次のコマンドを実行して、データセンターのサーバーにデフォルトルートを設定します。 ルートは、データセンターのゲートウェイデバイスを指します。
route add default gw 172.17.1.1
ステップ7: Express Connect回路の接続性をテストする
Express Connect回路の接続をテストするには、VBRのIPアドレスをpingします。
データセンターのサーバーでCLIを開きます。
pingコマンドを実行して、VBRのIPアドレスであるIPアドレス10.0.0.1をpingします。

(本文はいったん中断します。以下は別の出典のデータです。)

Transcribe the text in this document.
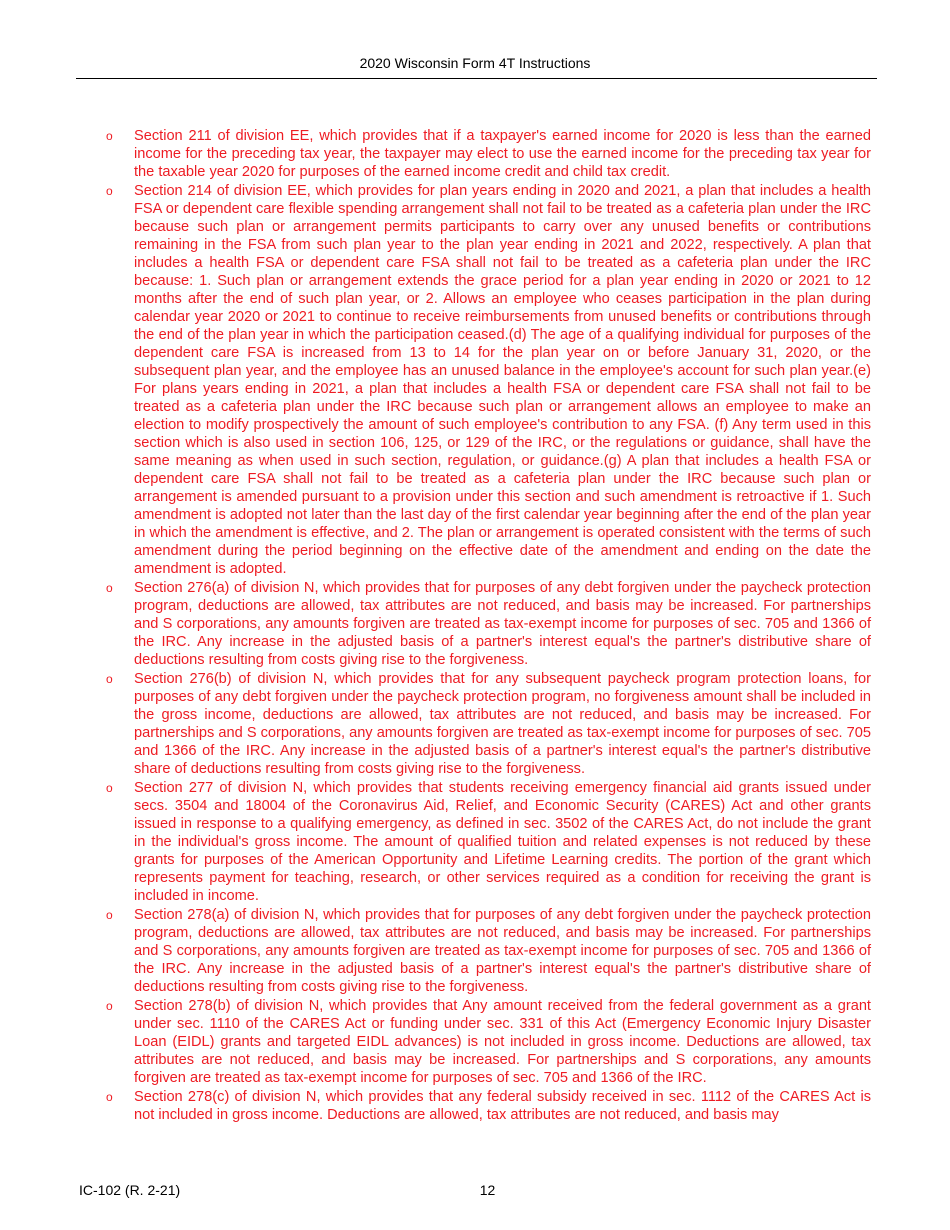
2020 Wisconsin Form 4T Instructions
o Section 211 of division EE, which provides that if a taxpayer's earned income for 2020 is less than the earned income for the preceding tax year, the taxpayer may elect to use the earned income for the preceding tax year for the taxable year 2020 for purposes of the earned income credit and child tax credit.
o Section 214 of division EE, which provides for plan years ending in 2020 and 2021, a plan that includes a health FSA or dependent care flexible spending arrangement shall not fail to be treated as a cafeteria plan under the IRC because such plan or arrangement permits participants to carry over any unused benefits or contributions remaining in the FSA from such plan year to the plan year ending in 2021 and 2022, respectively. A plan that includes a health FSA or dependent care FSA shall not fail to be treated as a cafeteria plan under the IRC because: 1. Such plan or arrangement extends the grace period for a plan year ending in 2020 or 2021 to 12 months after the end of such plan year, or 2. Allows an employee who ceases participation in the plan during calendar year 2020 or 2021 to continue to receive reimbursements from unused benefits or contributions through the end of the plan year in which the participation ceased.(d) The age of a qualifying individual for purposes of the dependent care FSA is increased from 13 to 14 for the plan year on or before January 31, 2020, or the subsequent plan year, and the employee has an unused balance in the employee's account for such plan year.(e) For plans years ending in 2021, a plan that includes a health FSA or dependent care FSA shall not fail to be treated as a cafeteria plan under the IRC because such plan or arrangement allows an employee to make an election to modify prospectively the amount of such employee's contribution to any FSA. (f) Any term used in this section which is also used in section 106, 125, or 129 of the IRC, or the regulations or guidance, shall have the same meaning as when used in such section, regulation, or guidance.(g) A plan that includes a health FSA or dependent care FSA shall not fail to be treated as a cafeteria plan under the IRC because such plan or arrangement is amended pursuant to a provision under this section and such amendment is retroactive if 1. Such amendment is adopted not later than the last day of the first calendar year beginning after the end of the plan year in which the amendment is effective, and 2. The plan or arrangement is operated consistent with the terms of such amendment during the period beginning on the effective date of the amendment and ending on the date the amendment is adopted.
o Section 276(a) of division N, which provides that for purposes of any debt forgiven under the paycheck protection program, deductions are allowed, tax attributes are not reduced, and basis may be increased. For partnerships and S corporations, any amounts forgiven are treated as tax-exempt income for purposes of sec. 705 and 1366 of the IRC. Any increase in the adjusted basis of a partner's interest equal's the partner's distributive share of deductions resulting from costs giving rise to the forgiveness.
o Section 276(b) of division N, which provides that for any subsequent paycheck program protection loans, for purposes of any debt forgiven under the paycheck protection program, no forgiveness amount shall be included in the gross income, deductions are allowed, tax attributes are not reduced, and basis may be increased. For partnerships and S corporations, any amounts forgiven are treated as tax-exempt income for purposes of sec. 705 and 1366 of the IRC. Any increase in the adjusted basis of a partner's interest equal's the partner's distributive share of deductions resulting from costs giving rise to the forgiveness.
o Section 277 of division N, which provides that students receiving emergency financial aid grants issued under secs. 3504 and 18004 of the Coronavirus Aid, Relief, and Economic Security (CARES) Act and other grants issued in response to a qualifying emergency, as defined in sec. 3502 of the CARES Act, do not include the grant in the individual's gross income. The amount of qualified tuition and related expenses is not reduced by these grants for purposes of the American Opportunity and Lifetime Learning credits. The portion of the grant which represents payment for teaching, research, or other services required as a condition for receiving the grant is included in income.
o Section 278(a) of division N, which provides that for purposes of any debt forgiven under the paycheck protection program, deductions are allowed, tax attributes are not reduced, and basis may be increased. For partnerships and S corporations, any amounts forgiven are treated as tax-exempt income for purposes of sec. 705 and 1366 of the IRC. Any increase in the adjusted basis of a partner's interest equal's the partner's distributive share of deductions resulting from costs giving rise to the forgiveness.
o Section 278(b) of division N, which provides that Any amount received from the federal government as a grant under sec. 1110 of the CARES Act or funding under sec. 331 of this Act (Emergency Economic Injury Disaster Loan (EIDL) grants and targeted EIDL advances) is not included in gross income. Deductions are allowed, tax attributes are not reduced, and basis may be increased. For partnerships and S corporations, any amounts forgiven are treated as tax-exempt income for purposes of sec. 705 and 1366 of the IRC.
o Section 278(c) of division N, which provides that any federal subsidy received in sec. 1112 of the CARES Act is not included in gross income. Deductions are allowed, tax attributes are not reduced, and basis may
IC-102 (R. 2-21)	12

エコー応答パケットを受信できる場合、オンプレミスサーバーはExpress Connect回線を介してAlibaba Cloudに接続されています。
ECSインスタンスからVBRのIPアドレスをpingすると、VBRにアクセスできません。
ステップ8: ECSインスタンスへの接続をテストする
ECSインスタンスのIPアドレスをpingして、Alibaba Cloudとデータセンター間の接続をテストできます。 ECSインスタンスのIPアドレスは動的に割り当てられます。 ECSインスタンスのプライベートIPアドレスをpingする必要があります。 この例では、ECSインスタンスのプライベートIPアドレスは172.16.0.1です。
プライベートIPアドレスをpingする前に、ECSインスタンスに設定されたセキュリティグループルールがデータセンターからのネットワークトラフィックを受け入れることを確認してください。 詳細については、「セキュリティグループルールの表示」をご参照ください。
データセンターのサーバーでCLIを開きます。 pingコマンドを実行し、ECSインスタンスのプライベートIPアドレスをpingします。
ping 172.16.0.1
ECSインスタンスにログインし、CLIを開きます。
pingコマンドを実行して、データセンターのサーバーのIPアドレスをpingします。 IPアドレスに到達できる場合、データセンターのサーバーはExpress Connect回線を介してAlibaba CloudのECSインスタンスに接続されます。